The plan accepts that energy from crops, trees and waste can make a strong contribution to reducing greenhouse gas emissions and sets out
12 key ways to make this happen.
Measures include a capital grant scheme for biomass boilers; the establishment of a new Biomass Energy Centre to provide expert information and advice, along with further grant support for biomass supply chains and a commitment to consider using biomass heating in government buildings.
The report, launched by ministers from Defra and the DTI, forms the government's response to the Biomass Task Force, which made a package of recommendations in October.
Its main argument - that biomass is particularly suited for generating heat is accepted by the government, though the action plan makes clear that electricity generated from biomass and combined heat and power (CHP) are also an important part of its future.
Lord Bach, Defra's minister for sustainable farming and food, said:
'There is enormous potential in biomass, to generate renewable energy, to help the environment and to provide another possible market for our farmers.
'We know that biomass is not the answer to every issue facing us but we should be getting much more from this valuable resource.
'This action plan provides us with a clear path forwards. It has been drawn up by a cross-government team, building on the excellent work done by the Biomass Task Force.'
Minister for energy, Malcolm Wicks, added: 'The plans we are announcing and the Biomass strategy that is being developed will supplement initiatives such as the DTI's Low Carbon Building programme and the bioenergy capital grants scheme to further increase the use of biomass technology.
'We are aiming for 10% of our electricity to come from renewable sources by 2010 and double that by 2020 so biomass will have an increasingly important role to play in the UK's future energy mix.'
The Biomass Task Force made 42 recommendations to government. The government's response accepts most of these, setting out plans for implementing them. A number of initiatives have already begun.
The task force's recommendation that the government should not pursue a renewable heat obligation will be considered further and the evidence reviewed.
The action plan is primarily for England. However the devolved administrations of Northern Ireland, Scotland and Wales have helped in its development and it will also contribute to a UK biomass strategy, which will be published in the next year.
The full report is available here or by linking from Defra's biomass page at http:www.defra.gov.uk/farm/acu/energy/biomass-taskforce
1. The government's Response to the Biomass Task Force Report has been produced by a cross-Government working group, led by Defra and the DTI.
2. Key points are:
* A new 5 year capital grant scheme for biomass boilers, with funding of£10 -£15 million over the first two years and a second round of the Bio-energy Infrastructure Scheme, with funding at, or close to the level, proposed by the Task Force (announced in the Climate Change Programme Review);
* Agreement in principle to support for energy crops under the new Rural Development Programme for England to be introduced in 2007, closely integrated with bioenergy market development;
* Announcement of the Forestry Commission's new Biomass Energy Centre as a major new hub for bioenergy advice and best practice for industry and the public;
* Further measures to integrate environmental assessment in the planning of energy crop development;
* Government leadership through public procurement, including the commitment to map the potential use of biomass across the main procuring departments of the government estate;
* Working with regional development agencies and other organisations to ensure effective, coordinated mechanisms for delivery of policy and advice;
* Action already taken, since publication of the Task Force report, to improve the Renewables Obligation and implementation of the associated procedures;
* Use of the planning system to stimulate renewables development, including our support for planning authorities applying a minimum percentage of renewable energy in new developments;
* Action to address regulatory barriers identified by the task force and to develop standards to improve efficacy and confidence in biomass;
* Our thinking on the use of energy from waste, which is subject to conclusions from the current review of Waste Strategy and the Energy Review;
* Support for the EU Biomass Action Plan and agreement on UK membership of the Global Bioenergy Partnership from its launch in May 2006.
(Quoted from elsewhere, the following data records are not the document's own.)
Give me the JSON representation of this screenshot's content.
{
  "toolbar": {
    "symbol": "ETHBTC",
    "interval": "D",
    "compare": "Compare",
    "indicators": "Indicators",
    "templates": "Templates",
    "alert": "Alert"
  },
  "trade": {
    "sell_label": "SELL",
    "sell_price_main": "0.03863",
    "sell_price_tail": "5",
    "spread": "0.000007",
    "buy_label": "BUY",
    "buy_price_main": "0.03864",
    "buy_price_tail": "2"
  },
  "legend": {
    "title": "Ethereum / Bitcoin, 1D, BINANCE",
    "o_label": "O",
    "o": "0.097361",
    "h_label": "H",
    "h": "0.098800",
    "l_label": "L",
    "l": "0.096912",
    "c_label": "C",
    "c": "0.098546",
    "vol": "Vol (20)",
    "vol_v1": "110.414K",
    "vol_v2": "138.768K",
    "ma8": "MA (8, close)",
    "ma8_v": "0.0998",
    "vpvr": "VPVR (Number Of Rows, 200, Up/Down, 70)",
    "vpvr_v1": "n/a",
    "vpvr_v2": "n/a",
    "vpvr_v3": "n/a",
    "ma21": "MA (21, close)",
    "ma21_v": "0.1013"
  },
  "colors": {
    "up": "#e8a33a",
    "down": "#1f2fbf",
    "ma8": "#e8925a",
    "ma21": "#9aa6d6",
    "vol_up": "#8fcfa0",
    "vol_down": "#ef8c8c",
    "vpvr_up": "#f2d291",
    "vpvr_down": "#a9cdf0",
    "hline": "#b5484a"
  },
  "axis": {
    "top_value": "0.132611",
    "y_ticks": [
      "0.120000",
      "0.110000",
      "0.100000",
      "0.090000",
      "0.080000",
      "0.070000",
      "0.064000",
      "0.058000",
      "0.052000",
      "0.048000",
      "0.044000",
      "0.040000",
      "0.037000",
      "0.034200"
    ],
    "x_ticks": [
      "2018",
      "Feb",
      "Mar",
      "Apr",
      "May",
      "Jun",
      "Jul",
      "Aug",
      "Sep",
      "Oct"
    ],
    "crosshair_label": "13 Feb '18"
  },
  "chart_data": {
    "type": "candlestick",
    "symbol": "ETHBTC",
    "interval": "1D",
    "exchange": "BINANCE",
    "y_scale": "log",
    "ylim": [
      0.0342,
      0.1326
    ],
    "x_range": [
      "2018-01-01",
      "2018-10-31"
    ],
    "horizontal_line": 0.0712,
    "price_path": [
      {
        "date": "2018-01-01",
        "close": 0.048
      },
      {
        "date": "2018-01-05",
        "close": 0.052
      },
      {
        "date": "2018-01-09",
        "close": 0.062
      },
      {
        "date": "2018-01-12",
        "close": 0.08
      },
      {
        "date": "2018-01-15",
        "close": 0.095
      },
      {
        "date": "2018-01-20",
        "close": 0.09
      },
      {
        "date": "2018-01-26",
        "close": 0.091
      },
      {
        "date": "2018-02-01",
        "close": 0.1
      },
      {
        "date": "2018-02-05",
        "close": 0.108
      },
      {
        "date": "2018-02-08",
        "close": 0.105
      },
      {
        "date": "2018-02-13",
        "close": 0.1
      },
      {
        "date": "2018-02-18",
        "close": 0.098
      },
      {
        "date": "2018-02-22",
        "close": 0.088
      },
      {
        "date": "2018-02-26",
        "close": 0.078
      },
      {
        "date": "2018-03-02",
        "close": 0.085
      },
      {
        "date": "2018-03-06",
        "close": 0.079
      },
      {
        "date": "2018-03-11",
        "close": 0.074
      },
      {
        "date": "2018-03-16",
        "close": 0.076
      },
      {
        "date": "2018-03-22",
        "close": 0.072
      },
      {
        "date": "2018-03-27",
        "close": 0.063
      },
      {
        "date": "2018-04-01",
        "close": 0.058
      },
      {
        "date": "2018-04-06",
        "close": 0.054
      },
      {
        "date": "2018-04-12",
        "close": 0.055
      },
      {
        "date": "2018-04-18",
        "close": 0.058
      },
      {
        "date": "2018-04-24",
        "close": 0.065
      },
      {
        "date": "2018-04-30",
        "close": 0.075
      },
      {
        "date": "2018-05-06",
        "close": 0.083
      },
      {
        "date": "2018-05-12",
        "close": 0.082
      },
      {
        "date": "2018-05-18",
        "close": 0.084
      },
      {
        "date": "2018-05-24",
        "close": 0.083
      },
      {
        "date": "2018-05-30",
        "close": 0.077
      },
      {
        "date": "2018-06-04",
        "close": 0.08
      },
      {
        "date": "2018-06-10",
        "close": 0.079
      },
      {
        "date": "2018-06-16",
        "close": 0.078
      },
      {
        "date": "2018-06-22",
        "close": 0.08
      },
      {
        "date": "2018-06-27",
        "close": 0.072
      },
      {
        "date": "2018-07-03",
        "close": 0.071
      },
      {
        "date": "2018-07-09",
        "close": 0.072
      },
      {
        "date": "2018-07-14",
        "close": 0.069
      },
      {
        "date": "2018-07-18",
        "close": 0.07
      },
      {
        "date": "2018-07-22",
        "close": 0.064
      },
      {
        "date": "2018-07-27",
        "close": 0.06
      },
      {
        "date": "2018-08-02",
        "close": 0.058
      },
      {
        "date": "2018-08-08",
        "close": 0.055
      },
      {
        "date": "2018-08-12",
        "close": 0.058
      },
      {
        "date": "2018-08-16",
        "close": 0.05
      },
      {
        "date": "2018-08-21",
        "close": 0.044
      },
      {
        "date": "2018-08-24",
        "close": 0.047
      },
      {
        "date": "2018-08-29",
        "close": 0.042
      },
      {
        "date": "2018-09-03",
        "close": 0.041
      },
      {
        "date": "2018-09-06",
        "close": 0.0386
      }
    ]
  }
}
* The introduction of new Building Regulations, from April 2006, with
new procedures and tougher standards which will encourage the use
of Low or Zero Carbon (LZC) systems, such as biomass.
3. The Biomass Task Force, chaired by Sir Ben Gill, reported to Government in October 2005. Full report is available here:
4. Biomass currently accounts for 84 per cent of Britain's renewable energy generation and 1.4 per cent of total energy generation.